То, как Биберштейн понимал идею человеческой любви, было видно из его заявления, что из двух способов умерщвления своих жертв, расстрелом и газвагеном, он предпочитал газваген, так как такая смерть, по его словам, «была более приятной и для узников, и для палачей».
Было удивительным, как Биберштейн и другие подсудимые решались упоминать Бога, рассказывая истории, которые, наверное, были способны повергнуть в ужас и изумление даже суд самой высшей инстанции, когда он сочтет, что пора принять к своему рассмотрению дела этих людей на земле. Олендорф, например, определял «свободу» как «добровольные обязательства индивидуума, мотивы его поступков и действий, а также волю Бога, природы и истории». Подсудимый Гейнц Йост заявлял: «Являясь Божьими созданиями, евреи имеют такое же право на существование, как и немцы». Подсудимый Эрвин Шульц говорил: «Выполняя свою священную обязанность служения родине, я никогда не забывал о своем долге перед человечеством». Адольф Отт с удовольствием продекламировал: «Во всех своих действиях я руководствовался исключительно соображениями гуманности». А подсудимый Вальтер Хенш провозгласил: «Ничто не может нарушить тот мир, что царит в моей душе».

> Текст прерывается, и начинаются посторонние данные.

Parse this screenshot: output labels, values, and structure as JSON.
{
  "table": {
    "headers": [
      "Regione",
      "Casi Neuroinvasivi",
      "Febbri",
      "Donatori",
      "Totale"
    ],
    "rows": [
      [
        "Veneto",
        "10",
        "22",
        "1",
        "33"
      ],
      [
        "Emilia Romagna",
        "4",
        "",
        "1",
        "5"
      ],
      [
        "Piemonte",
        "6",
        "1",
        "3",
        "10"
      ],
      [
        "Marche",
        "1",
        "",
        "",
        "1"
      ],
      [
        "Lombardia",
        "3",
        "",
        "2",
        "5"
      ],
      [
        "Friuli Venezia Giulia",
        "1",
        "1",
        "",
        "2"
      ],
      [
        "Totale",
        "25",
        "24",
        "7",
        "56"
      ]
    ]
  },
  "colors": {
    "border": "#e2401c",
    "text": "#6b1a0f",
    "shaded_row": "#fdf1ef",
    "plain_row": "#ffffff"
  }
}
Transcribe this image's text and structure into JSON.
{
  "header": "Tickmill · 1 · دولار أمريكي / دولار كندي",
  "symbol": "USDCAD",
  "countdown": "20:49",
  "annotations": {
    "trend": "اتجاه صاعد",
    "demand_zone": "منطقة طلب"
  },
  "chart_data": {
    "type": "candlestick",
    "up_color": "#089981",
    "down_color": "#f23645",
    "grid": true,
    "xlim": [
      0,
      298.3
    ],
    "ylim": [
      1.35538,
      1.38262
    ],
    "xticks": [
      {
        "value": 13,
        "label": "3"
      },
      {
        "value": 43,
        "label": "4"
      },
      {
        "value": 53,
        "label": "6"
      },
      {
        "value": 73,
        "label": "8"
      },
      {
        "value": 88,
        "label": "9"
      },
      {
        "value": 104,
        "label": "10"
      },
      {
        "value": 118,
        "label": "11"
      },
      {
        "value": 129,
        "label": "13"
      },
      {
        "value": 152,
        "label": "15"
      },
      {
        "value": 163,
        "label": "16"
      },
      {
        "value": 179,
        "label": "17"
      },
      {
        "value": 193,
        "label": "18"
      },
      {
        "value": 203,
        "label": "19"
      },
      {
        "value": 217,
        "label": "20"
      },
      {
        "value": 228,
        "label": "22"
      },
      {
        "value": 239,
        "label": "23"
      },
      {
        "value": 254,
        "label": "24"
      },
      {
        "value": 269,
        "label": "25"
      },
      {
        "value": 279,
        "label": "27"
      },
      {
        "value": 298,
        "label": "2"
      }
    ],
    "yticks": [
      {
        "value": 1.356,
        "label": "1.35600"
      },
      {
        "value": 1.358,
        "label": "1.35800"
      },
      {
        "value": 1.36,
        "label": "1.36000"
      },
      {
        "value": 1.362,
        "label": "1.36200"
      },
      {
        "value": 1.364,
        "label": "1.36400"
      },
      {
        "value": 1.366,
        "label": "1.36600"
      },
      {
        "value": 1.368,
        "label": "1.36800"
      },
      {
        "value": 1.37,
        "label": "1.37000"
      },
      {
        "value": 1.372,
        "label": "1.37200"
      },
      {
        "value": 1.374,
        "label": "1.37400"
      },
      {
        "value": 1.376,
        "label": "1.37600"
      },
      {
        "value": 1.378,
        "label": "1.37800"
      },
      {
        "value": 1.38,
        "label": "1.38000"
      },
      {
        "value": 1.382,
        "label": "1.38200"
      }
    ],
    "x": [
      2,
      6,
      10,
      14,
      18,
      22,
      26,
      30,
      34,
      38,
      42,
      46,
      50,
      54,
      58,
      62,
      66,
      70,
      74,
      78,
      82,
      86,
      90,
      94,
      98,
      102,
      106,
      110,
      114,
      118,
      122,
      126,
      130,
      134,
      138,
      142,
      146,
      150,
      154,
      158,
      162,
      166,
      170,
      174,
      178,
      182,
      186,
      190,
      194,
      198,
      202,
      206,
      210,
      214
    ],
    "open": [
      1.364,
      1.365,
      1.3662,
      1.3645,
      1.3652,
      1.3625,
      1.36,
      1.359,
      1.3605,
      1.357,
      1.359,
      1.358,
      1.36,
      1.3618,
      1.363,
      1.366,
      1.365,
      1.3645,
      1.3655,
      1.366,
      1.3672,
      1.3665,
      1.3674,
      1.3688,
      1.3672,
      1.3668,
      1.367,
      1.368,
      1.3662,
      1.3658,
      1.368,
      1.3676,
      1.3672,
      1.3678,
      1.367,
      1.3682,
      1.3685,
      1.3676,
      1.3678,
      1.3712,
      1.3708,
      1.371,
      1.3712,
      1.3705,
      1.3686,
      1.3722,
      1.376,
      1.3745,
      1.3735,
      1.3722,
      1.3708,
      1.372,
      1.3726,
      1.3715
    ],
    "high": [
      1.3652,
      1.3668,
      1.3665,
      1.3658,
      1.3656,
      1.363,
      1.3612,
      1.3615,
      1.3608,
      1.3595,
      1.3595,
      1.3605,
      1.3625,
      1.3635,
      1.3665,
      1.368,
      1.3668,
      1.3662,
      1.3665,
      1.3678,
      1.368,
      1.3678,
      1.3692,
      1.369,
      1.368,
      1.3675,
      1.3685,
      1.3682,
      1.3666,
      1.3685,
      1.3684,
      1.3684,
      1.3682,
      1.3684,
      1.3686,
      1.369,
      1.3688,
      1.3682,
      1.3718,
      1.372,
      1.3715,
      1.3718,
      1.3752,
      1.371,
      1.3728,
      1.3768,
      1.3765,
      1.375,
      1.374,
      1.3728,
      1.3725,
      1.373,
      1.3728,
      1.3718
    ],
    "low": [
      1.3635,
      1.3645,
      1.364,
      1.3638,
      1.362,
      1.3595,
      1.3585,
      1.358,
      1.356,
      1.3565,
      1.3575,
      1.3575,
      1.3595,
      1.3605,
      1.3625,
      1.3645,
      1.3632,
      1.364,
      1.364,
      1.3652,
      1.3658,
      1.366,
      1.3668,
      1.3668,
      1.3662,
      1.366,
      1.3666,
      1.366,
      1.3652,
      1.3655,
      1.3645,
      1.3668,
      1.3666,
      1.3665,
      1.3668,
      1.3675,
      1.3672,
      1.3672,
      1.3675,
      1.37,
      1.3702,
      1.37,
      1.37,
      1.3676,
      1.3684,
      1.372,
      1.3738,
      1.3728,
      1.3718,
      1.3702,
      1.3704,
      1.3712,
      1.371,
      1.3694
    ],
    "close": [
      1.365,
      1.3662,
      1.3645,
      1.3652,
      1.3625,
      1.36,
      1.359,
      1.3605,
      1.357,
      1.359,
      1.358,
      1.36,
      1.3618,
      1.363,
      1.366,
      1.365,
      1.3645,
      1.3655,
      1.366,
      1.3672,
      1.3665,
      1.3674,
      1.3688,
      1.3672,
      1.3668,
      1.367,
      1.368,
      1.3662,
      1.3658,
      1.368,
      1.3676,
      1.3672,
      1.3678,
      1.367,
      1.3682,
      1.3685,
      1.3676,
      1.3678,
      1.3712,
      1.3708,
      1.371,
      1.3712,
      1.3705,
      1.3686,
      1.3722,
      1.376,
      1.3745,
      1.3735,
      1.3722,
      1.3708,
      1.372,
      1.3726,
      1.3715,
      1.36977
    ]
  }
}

Я до сих пор мысленно слышу эти голоса и голоса других подсудимых Нюрнбергского суда, которые любили делать пышные заявления о Боге, совести и человечности, точно так же, как помню и их собственные рассказы о своих поступках, которые способны лишь запятнать имя Божье, являясь свидетельствами самых явных проявлений дикой жестокости и ничем не сдерживаемой необузданности и свирепости.